Show HN: Basis – a production focused robotics framework
github.comHey HN! Myself and my cofounder are excited to actually launch the product we've been working for the past six months. It's a robotics framework with a focus on testing and production. The current industry standard (ROS) is great for prototyping, but suffers from performance and testing problems as the robot gets more complex. I would have loved to work on this another six months or a year to polish it up and really, but I know it's better to launch a bit before you think you're ready.
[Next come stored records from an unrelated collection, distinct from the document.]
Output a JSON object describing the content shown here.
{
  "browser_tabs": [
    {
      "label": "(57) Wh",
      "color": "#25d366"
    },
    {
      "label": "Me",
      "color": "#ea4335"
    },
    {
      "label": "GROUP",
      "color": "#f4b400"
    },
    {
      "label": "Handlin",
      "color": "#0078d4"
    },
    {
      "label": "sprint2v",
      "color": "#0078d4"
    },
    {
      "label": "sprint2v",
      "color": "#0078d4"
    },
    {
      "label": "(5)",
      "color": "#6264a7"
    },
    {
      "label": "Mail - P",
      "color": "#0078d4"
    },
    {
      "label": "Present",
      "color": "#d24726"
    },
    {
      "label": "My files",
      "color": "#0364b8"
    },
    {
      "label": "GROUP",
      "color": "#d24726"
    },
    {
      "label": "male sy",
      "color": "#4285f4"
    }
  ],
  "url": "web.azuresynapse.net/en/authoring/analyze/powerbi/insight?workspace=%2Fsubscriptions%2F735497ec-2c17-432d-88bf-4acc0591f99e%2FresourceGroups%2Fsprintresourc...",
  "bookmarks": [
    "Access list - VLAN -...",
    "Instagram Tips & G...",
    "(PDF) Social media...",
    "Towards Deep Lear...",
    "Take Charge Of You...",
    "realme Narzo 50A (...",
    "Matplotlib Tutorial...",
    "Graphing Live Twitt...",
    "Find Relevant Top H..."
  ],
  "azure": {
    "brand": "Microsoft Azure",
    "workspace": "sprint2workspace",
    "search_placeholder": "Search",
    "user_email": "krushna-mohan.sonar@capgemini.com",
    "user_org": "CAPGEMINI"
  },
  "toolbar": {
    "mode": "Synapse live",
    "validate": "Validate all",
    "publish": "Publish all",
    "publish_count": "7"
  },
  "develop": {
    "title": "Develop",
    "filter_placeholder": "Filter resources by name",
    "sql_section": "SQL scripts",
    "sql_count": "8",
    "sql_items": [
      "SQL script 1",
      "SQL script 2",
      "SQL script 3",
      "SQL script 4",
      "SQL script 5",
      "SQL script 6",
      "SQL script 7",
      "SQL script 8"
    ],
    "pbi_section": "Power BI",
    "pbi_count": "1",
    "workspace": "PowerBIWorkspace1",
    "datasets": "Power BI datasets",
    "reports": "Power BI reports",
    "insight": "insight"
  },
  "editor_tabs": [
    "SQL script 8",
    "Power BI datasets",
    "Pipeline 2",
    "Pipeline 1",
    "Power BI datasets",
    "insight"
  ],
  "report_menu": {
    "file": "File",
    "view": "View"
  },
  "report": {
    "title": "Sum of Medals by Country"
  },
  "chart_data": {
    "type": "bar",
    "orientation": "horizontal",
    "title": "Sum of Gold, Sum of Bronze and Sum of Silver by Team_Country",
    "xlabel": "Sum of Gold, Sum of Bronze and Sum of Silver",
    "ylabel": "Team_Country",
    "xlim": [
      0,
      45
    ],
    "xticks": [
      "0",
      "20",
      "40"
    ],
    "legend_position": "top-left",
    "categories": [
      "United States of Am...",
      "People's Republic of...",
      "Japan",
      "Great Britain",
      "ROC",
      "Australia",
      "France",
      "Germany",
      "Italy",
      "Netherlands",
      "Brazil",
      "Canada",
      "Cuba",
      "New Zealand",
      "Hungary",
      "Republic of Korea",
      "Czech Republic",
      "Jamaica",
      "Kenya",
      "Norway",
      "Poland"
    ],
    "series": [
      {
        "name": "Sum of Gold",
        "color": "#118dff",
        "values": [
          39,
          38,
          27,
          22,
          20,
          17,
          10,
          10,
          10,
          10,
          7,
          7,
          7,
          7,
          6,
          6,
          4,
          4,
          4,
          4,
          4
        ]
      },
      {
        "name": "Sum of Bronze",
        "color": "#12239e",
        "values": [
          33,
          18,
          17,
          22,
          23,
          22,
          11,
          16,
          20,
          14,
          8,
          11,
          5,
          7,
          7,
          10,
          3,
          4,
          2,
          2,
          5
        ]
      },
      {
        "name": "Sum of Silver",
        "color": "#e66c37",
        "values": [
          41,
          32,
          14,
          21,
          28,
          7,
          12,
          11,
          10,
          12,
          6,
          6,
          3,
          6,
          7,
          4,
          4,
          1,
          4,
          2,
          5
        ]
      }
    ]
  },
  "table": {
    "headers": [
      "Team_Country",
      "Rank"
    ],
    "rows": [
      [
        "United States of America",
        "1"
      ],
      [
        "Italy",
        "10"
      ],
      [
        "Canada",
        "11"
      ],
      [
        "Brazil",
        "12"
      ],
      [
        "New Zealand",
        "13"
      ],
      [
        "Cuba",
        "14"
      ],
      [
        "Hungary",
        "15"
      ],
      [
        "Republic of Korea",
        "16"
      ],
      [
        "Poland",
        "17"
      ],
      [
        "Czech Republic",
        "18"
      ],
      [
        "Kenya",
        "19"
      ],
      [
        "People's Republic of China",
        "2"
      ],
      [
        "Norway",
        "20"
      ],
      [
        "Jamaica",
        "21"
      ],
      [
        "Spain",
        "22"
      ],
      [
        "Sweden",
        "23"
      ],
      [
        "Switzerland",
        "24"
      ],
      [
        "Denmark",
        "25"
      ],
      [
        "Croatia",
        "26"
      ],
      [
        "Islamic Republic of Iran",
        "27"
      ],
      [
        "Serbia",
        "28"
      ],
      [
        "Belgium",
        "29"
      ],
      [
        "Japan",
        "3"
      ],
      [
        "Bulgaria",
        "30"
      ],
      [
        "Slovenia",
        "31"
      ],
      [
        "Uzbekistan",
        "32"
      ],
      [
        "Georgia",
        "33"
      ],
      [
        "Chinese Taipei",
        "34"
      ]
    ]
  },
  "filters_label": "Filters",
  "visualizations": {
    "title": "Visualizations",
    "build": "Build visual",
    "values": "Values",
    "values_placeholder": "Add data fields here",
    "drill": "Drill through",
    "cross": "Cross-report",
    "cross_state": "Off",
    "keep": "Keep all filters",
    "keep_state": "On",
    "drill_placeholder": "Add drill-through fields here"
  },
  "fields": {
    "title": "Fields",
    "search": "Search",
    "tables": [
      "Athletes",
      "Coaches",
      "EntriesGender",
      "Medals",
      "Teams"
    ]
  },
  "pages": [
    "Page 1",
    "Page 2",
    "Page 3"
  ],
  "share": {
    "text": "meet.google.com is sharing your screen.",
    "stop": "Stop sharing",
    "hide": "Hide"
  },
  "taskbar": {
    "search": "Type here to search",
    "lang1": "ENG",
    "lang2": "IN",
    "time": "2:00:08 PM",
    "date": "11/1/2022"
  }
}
It's a C++ pub-sub framework (a lot like ROS, in that way), but rather than declaring C++ publishers/subscribers directly, you declare the topics and types your code cares about in a configuration file, along with conditions on those inputs. Doing this allows for deep knowledge about the code running, which unlocks the possibility of deterministic simulation and testing (along with making it easy to generate bindings for other languages, create alternate schedulers, more easily swap out internal concepts, etc). It also enables easy static analysis of the codebase - given a launch file and arguments to the launch file, one can analyze the topic network and find missing publishers or publishers that publish to nothing.
It’s interesting to me that every robotics framework essentially boils down to a specialised pub-sub system with some flavour of serialisation and some kind of startup/launcher to wrangle running separate processes.
Props to this team for picking Protobuf given its wider adoption unlike ROS and its custom format.
Is there a reason an existing pub-sub system like NATS isn’t suitable for a framework like this?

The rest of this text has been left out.